Há de se perguntar se as decisões do Supremo têm sido calcadas na essência do direito ou se não são uma reação a um grupo que o próprio Toffoli identifica agora, no episódio da Crusoé, como favorável a interferir no debate político, quando está para ser remarcado o julgamento da prisão em segunda instância. Assim, haveria um movimento orquestrado para algo que ele chamou de “obstrução de administração da Justiça”. Evitar que Lula se manifeste na imprensa também entra nessa leitura? Há muito de subjetivo nas decisões, que abrem brechas para o papel do Supremo. Se nos tempos da eleição, uma entrevista poderia favorecer o Partido dos Trabalhadores, então a Corte teria trabalhado ali de modo a favorecer o então candidato Bolsonaro? A resposta certamente é não, pois se não for assim, o Supremo então atuaria sob uma tutela oculta que agora se volta contra ele.
A eleição passou, a chapa Bolsonaro/Mourão, bem ou mal, governa o país e Toffoli continua sentado em cima de uma decisão que garante o direito de jornalistas exercerem livremente sua profissão. Informalmente, Toffoli disse “vamos ver” quando foi questionado em um evento sobre a liberação da entrevista. O processo do EL PAÍS transitou em julgado, e já não existe mais liminar questionando a decisão. Agora é uma questão de garantir os direitos constitucionais, liberando a entrevista, que completa, neste mês, sete meses de espera.

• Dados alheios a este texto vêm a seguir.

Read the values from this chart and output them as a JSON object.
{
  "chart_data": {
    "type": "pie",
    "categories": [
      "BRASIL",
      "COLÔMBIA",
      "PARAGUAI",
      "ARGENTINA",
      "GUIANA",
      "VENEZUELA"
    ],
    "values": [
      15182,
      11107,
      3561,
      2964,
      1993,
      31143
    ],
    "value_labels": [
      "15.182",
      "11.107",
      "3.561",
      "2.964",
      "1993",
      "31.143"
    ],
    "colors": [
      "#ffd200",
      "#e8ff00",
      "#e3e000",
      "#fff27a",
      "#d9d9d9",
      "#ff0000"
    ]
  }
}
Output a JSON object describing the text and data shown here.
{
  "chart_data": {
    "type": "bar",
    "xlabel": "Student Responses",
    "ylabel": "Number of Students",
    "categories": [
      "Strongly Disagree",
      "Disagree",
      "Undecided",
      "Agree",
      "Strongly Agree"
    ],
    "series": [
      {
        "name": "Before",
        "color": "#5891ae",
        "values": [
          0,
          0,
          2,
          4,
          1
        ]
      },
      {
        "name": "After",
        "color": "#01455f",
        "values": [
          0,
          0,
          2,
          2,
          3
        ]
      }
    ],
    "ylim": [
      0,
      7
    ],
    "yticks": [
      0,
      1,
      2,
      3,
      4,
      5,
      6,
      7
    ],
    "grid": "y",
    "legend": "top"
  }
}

Por que se nega o direito de o jornal El PAÍS Brasil entrevistar o ex-presidente Lula? Afinal, quais justificativas estariam por trás dessa atitude, que não se pode interpretar de outra forma, se não censura? Os defensores da liberdade de imprensa podem colocar isso na mesa. Quando houve a proibição da entrevista ai ex-presidente viu-se ali um risco no processo eleitoral. Mas essa mesma resignação para a recusa da entrevista abriu as portas para outras atitudes de cerceamento do trabalho jornalístico. Quem ergue a bandeira de defesa do jornalismo o faz de maneira irrestrita. Vale para a liberação da reportagem da Crusoé e para a entrevista de Lula no EL PAÍS. Ambas estão amparadas na Constituição. Autorizar as duas vai ser um gesto importante para garantir que o Supremo não é refém de nenhuma milícia virtual, mas escravo da democracia.